Die Bereitstellung gleichartig strukturierter BIM-Anwendungen für Baubeteiligte kann für die Verschiedenartigkeit Abhilfe schaffen und Transparenz fördern. Eine Vereinheitlichung sieht dabei nicht nur vor, vorhandene Inhalte in einen gleichen Aufbau zu überführen, sondern darüber hinaus auch das Ziel, jede BIM-Anwendung gleichartig auszurichten und inhaltliche Elemente gleichartig, gegebenenfalls standardisiert, auszudrücken.

Motivation der Untersuchung

Gemäß VDI wird eine BIM-Anwendung als „Durchführung eines spezifischen Prozesses oder eines Arbeitsschrittes unter Anwendung der Methode BIM“ definiert. [1] Entsprechend kann eine BIM-Anwendung die Beschreibung einer Leistung im Kontext des Building Information Modeling darstellen und unterscheidet sich rein methodisch von ihrem Äquivalent ohne Anwendung der Methode BIM. BIM-Anwendungen können folglich als Auftrags- oder bereits als Kommunikationsgrundlage dienen und so die Transparenz innerhalb eines Projektes fördern. Die Durchführung von BIM-Anwendungen dient dazu, die BIM-Ziele des Auftraggebers zu erfüllen.

Projektprozesse mit definierten BIM-Zielen des AG, Bild: BIM-Institut der Bergischen Universität Wuppertal/HUSS-MEDIEN GmbH

Status Quo von BIM-Anwendungen

Um sich einen Überblick über das aktuelle Verständnis von BIM-Anwendungen aus Sicht der Wissenschaft und Praxis zu verschaffen, sind die Autoren im Juni 2019 dazu übergegangen, in der DACH-Region veröffentlichte BIM-Anwendungen zu recherchieren, zentral zu sammeln und auswertbar zu machen. Hierbei wurden bis heute mehr als 220 BIM-Anwendungen von insgesamt 17 Herausgebern erfasst. Bei den Herausgebern handelt es sich neben wissenschaftlichen Institutionen um beratende Dienstleister, BIM-Manager, wirtschaftlich tätige Unternehmen, öffentliche Einrichtungen sowie Verbände.
Um bei der Menge der recherchierten BIM-Anwendungen Übersichtlichkeit zu schaffen, wurden die BIM-Anwendungen von Seiten der Autoren inhaltsspezifisch gemäß Anwendungszweck geclustert und anschließend kategorisiert.

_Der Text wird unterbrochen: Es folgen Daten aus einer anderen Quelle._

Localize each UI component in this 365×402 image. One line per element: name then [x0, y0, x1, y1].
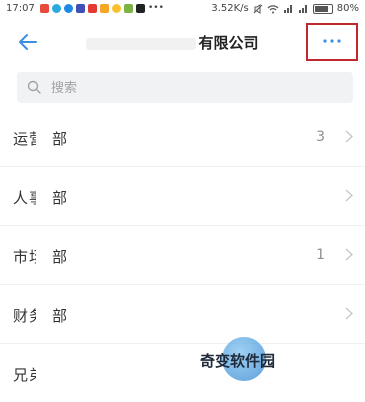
status-bar: 17:07 ••• 3.52K/s 80%: [0, 0, 365, 20]
list-item[interactable]: 人事 部: [0, 167, 365, 226]
app-notification-icon: [124, 4, 133, 13]
app-notification-icon: [100, 4, 109, 13]
page-title: 有限公司: [60, 32, 285, 53]
arrow-left-icon[interactable]: [16, 30, 40, 54]
network-speed: 3.52K/s: [211, 3, 249, 14]
chevron-right-icon: [345, 130, 353, 143]
page-title-text: 有限公司: [198, 34, 259, 52]
search-input[interactable]: [49, 77, 343, 99]
redaction-mask: [36, 242, 50, 268]
search-bar[interactable]: [17, 72, 353, 103]
redacted-text: [86, 37, 197, 50]
department-suffix: 部: [52, 307, 68, 325]
app-notification-icon: [76, 4, 85, 13]
notification-icons: •••: [40, 4, 164, 13]
department-suffix: 部: [52, 130, 68, 148]
app-notification-icon: [112, 4, 121, 13]
battery-icon: [312, 3, 333, 14]
more-button[interactable]: [306, 23, 358, 61]
status-time: 17:07: [6, 3, 35, 14]
signal-icon: [298, 4, 307, 13]
list-item[interactable]: 运营 部 3: [0, 108, 365, 167]
mute-icon: [253, 3, 263, 14]
chevron-right-icon: [345, 248, 353, 261]
app-notification-icon: [52, 4, 61, 13]
overflow-dots-icon: •••: [148, 3, 164, 13]
more-horizontal-icon: [323, 39, 341, 43]
signal-icon: [283, 4, 292, 13]
list-item[interactable]: 市场 部 1: [0, 226, 365, 285]
redaction-mask: [36, 183, 50, 209]
app-notification-icon: [64, 4, 73, 13]
chevron-right-icon: [345, 307, 353, 320]
redaction-mask: [36, 124, 50, 150]
search-icon: [27, 80, 41, 94]
watermark-text: 奇变软件园: [200, 352, 276, 370]
department-suffix: 部: [52, 189, 68, 207]
watermark-logo: 奇变软件园: [200, 333, 320, 383]
app-notification-icon: [88, 4, 97, 13]
battery-level: 80%: [336, 3, 359, 14]
redaction-mask: [36, 360, 50, 386]
department-suffix: 部: [52, 248, 68, 266]
status-right: 3.52K/s 80%: [211, 3, 359, 14]
app-notification-icon: [40, 4, 49, 13]
wifi-icon: [267, 4, 279, 13]
member-count: 3: [316, 129, 325, 145]
chevron-right-icon: [345, 189, 353, 202]
top-bar: 有限公司: [0, 20, 365, 66]
member-count: 1: [316, 247, 325, 263]
app-notification-icon: [136, 4, 145, 13]
redaction-mask: [36, 301, 50, 327]
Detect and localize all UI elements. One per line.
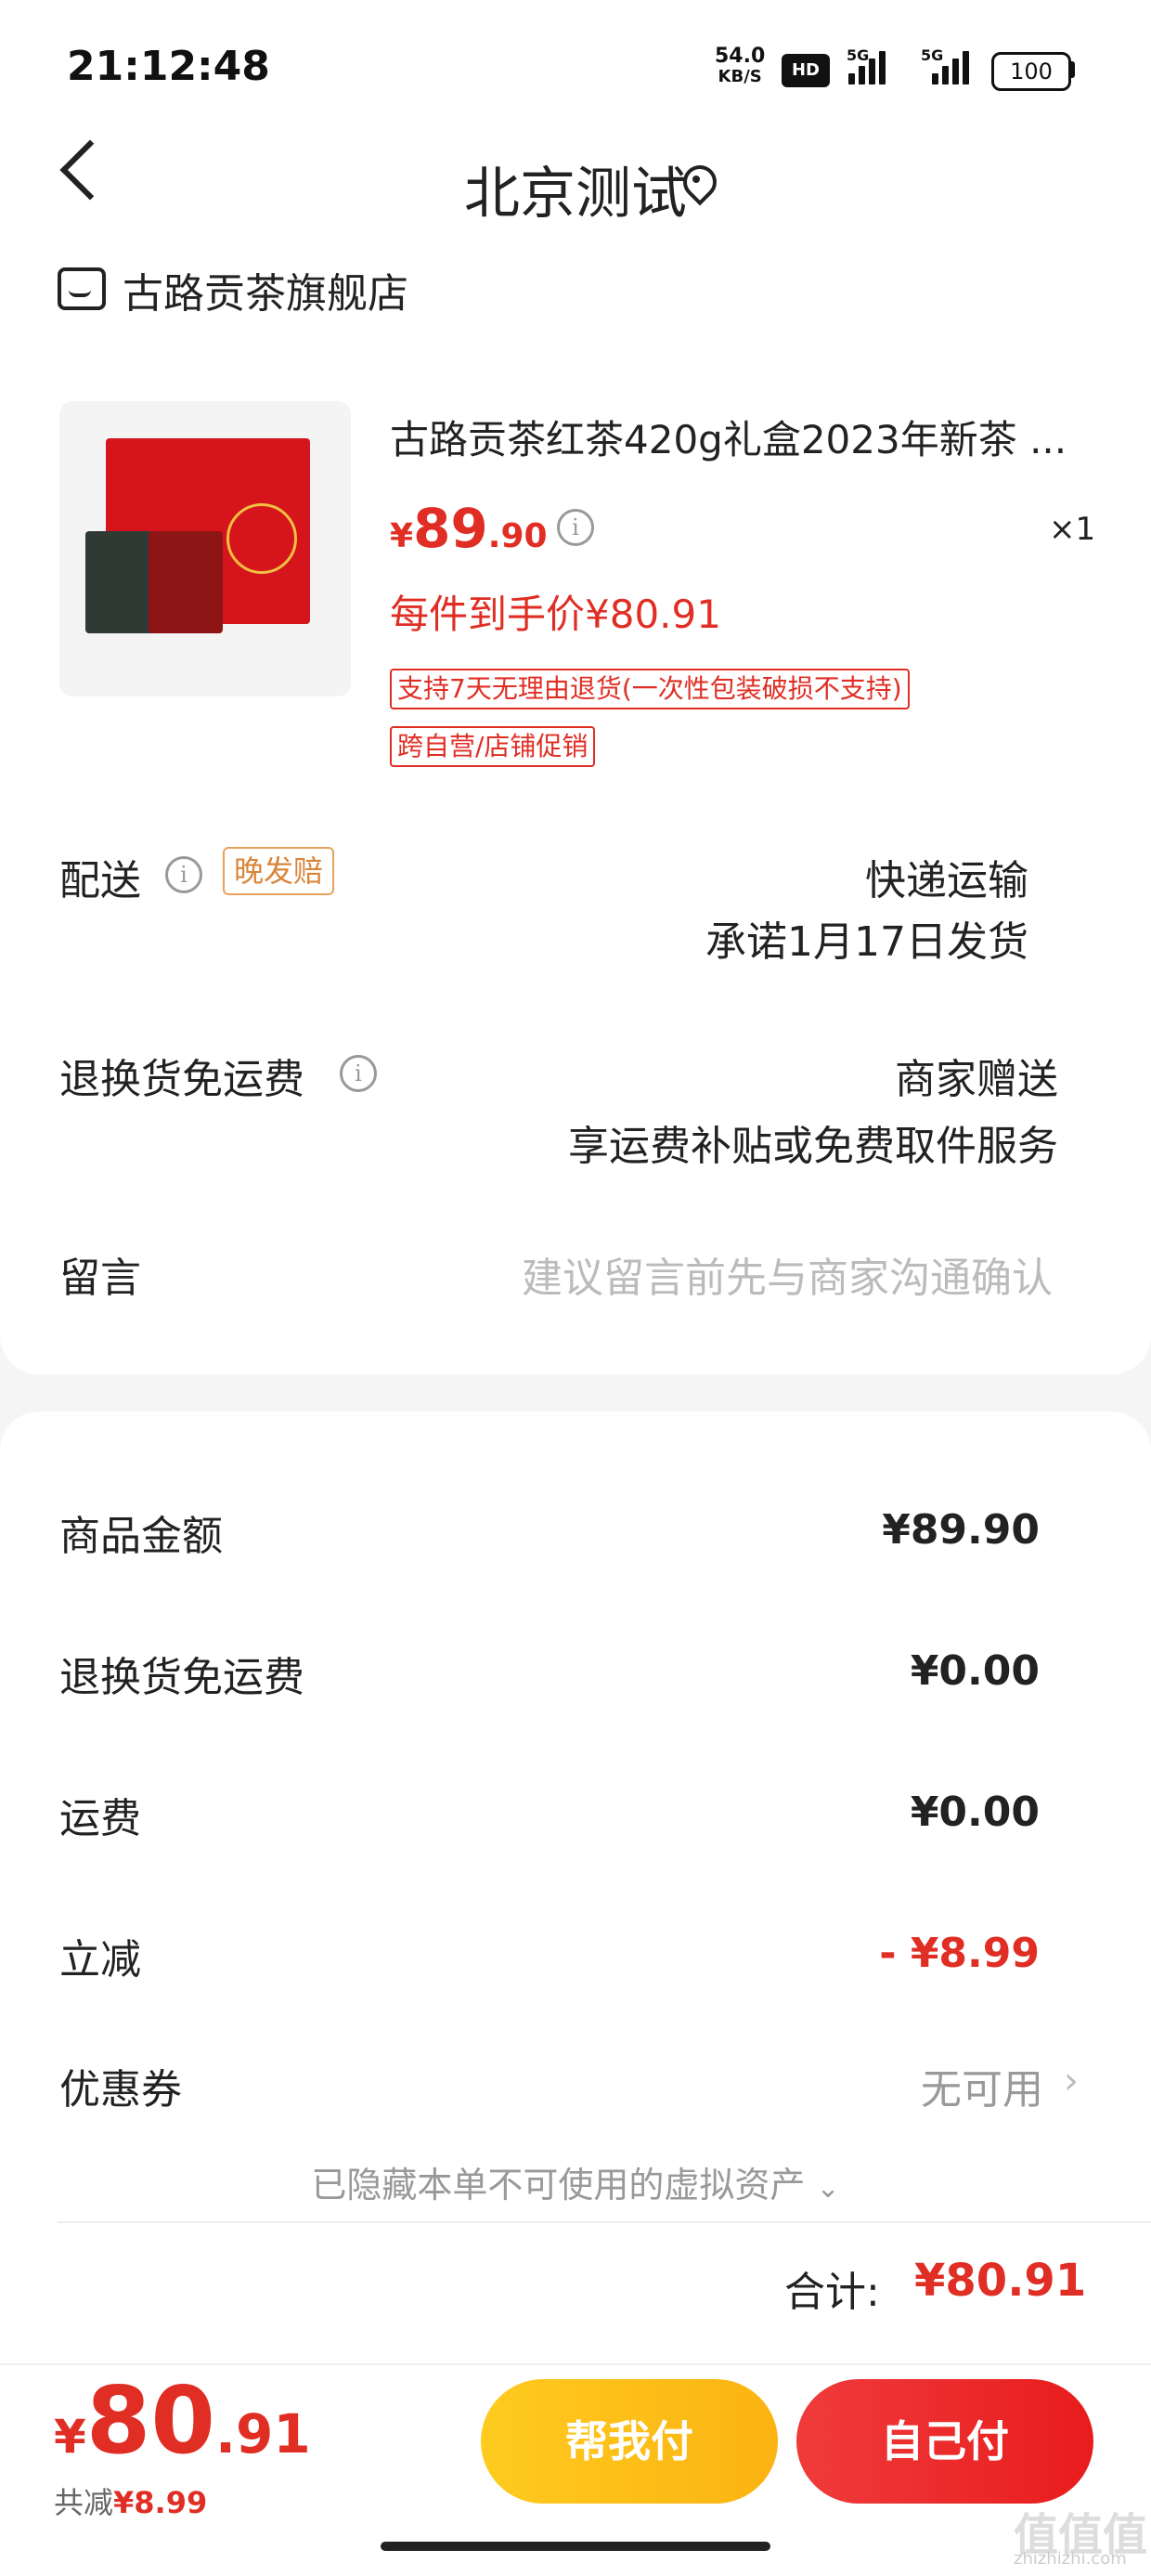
late-compensation-badge: 晚发赔 bbox=[223, 847, 335, 895]
network-speed-unit: KB/S bbox=[718, 67, 762, 86]
delivery-info-icon[interactable]: i bbox=[165, 856, 202, 893]
return-shipping-label: 退换货免运费 bbox=[59, 1056, 304, 1103]
price-decimal: .90 bbox=[487, 517, 548, 555]
product-name[interactable]: 古路贡茶红茶420g礼盒2023年新茶 ... bbox=[390, 409, 1095, 465]
hidden-assets-text: 已隐藏本单不可使用的虚拟资产 bbox=[311, 2165, 806, 2205]
store-icon bbox=[58, 267, 106, 310]
pay-amount: ¥80.91 bbox=[54, 2366, 311, 2475]
coupon-label: 优惠券 bbox=[59, 2066, 182, 2114]
goods-amount-label: 商品金额 bbox=[59, 1513, 223, 1560]
saved-label: 共减 bbox=[54, 2485, 114, 2520]
home-indicator[interactable] bbox=[381, 2542, 770, 2551]
pay-symbol: ¥ bbox=[54, 2410, 86, 2464]
chevron-right-icon[interactable]: › bbox=[1064, 2060, 1079, 2102]
signal-bars-icon bbox=[848, 51, 895, 85]
return-shipping-info-icon[interactable]: i bbox=[340, 1055, 377, 1092]
pay-integer: 80 bbox=[85, 2366, 215, 2475]
self-pay-button[interactable]: 自己付 bbox=[796, 2379, 1093, 2504]
price-symbol: ¥ bbox=[390, 517, 414, 555]
pay-decimal: .91 bbox=[214, 2402, 311, 2465]
shipping-fee-value: ¥0.00 bbox=[910, 1789, 1040, 1836]
total-label: 合计: bbox=[784, 2269, 880, 2316]
coupon-value[interactable]: 无可用 bbox=[743, 2056, 1043, 2115]
delivery-label: 配送 bbox=[59, 857, 141, 904]
total-value: ¥80.91 bbox=[914, 2255, 1087, 2307]
help-pay-button[interactable]: 帮我付 bbox=[481, 2379, 778, 2504]
promotion-tag: 跨自营/店铺促销 bbox=[390, 726, 596, 767]
battery-icon: 100 bbox=[991, 52, 1071, 91]
return-policy-tag: 支持7天无理由退货(一次性包装破损不支持) bbox=[390, 669, 910, 709]
unit-price: 每件到手价¥80.91 bbox=[390, 592, 721, 637]
message-label: 留言 bbox=[59, 1255, 141, 1302]
hd-icon: HD bbox=[782, 54, 830, 87]
delivery-promise: 承诺1月17日发货 bbox=[705, 918, 1028, 966]
goods-amount-value: ¥89.90 bbox=[882, 1506, 1040, 1554]
watermark-site: zhizhizhi.com bbox=[1014, 2549, 1127, 2569]
tea-can-red bbox=[149, 531, 223, 633]
delivery-method[interactable]: 快递运输 bbox=[650, 847, 1028, 906]
product-image[interactable] bbox=[59, 401, 351, 696]
total-saved: 共减¥8.99 bbox=[54, 2479, 207, 2522]
return-shipping-detail: 享运费补贴或免费取件服务 bbox=[568, 1123, 1058, 1170]
divider bbox=[58, 2221, 1151, 2223]
discount-label: 立减 bbox=[59, 1936, 141, 1984]
saved-value: ¥8.99 bbox=[113, 2485, 208, 2520]
signal-bars-2-icon bbox=[932, 51, 978, 85]
return-fee-label: 退换货免运费 bbox=[59, 1654, 304, 1701]
shipping-fee-label: 运费 bbox=[59, 1795, 141, 1842]
store-name[interactable]: 古路贡茶旗舰店 bbox=[123, 260, 408, 319]
price-info-icon[interactable]: i bbox=[557, 509, 594, 546]
product-price: ¥89.90 bbox=[390, 497, 548, 560]
network-speed-value: 54.0 bbox=[715, 45, 766, 68]
message-input[interactable]: 建议留言前先与商家沟通确认 bbox=[446, 1244, 1053, 1304]
gift-box-seal bbox=[226, 503, 297, 574]
status-time: 21:12:48 bbox=[67, 43, 270, 90]
location-pin-dot bbox=[692, 176, 700, 183]
page-title[interactable]: 北京测试 bbox=[0, 149, 1151, 229]
hidden-assets-toggle[interactable]: 已隐藏本单不可使用的虚拟资产 ⌄ bbox=[0, 2156, 1151, 2207]
battery-tip bbox=[1069, 61, 1075, 78]
return-fee-value: ¥0.00 bbox=[910, 1647, 1040, 1695]
chevron-down-icon: ⌄ bbox=[816, 2172, 840, 2205]
discount-value: - ¥8.99 bbox=[879, 1930, 1040, 1977]
return-shipping-value: 商家赠送 bbox=[895, 1056, 1058, 1103]
network-speed: 54.0 KB/S bbox=[715, 46, 765, 87]
price-integer: 89 bbox=[413, 497, 488, 560]
product-quantity: ×1 bbox=[1049, 511, 1096, 548]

Sofern einzelne BIM-Anwendungen inhaltlich mehreren Kategorien zugeordnet werden konnten, wurden diese in den jeweiligen Kategorien berücksichtigt. Hieraus resultierend konnten 16 BIM-Anwendungskategorien identifiziert werden.

Folgende Anwendungskategorien wurden erfasst:

  • Anreichern eines Bauwerksinformationsmodells gemäß BIM-Anwendung
  •  As-built-Erfassung
  • Datenableitung aus dem Modell
  • Erstellung von 2D-Plänen
  • Georeferenzierung des Liegenschaftsmodells
  • Ist-Daten-Erfassung
  • Kalkulation
  • Kollaboration
  • Kommunikation
  • Liegenschaftserfassung
  • Liegenschaftsmodellierung
  • Monitoring
  • Regelprüfung
  • Simulation
  • Terminplanung
  • Visualisierung

Im Zuge einer anschließenden Analyse je Anwendungskategorie konnte festgestellt werden, dass die jeweils zugeordneten BIM-Anwendungen – bei gleichem inhaltlich verfolgtem Anwendungszweck – herausgeberübergreifend keine einheitliche Systematik erkennen ließen. Diese Heterogenität äußerte sich dabei unter anderem in Bezug auf den Inhalt der Beschreibung, die Struktur der Durchführungsbeschreibung der BIM-Anwendung sowie die Struktur der Detaillierung der Beschreibung. [2]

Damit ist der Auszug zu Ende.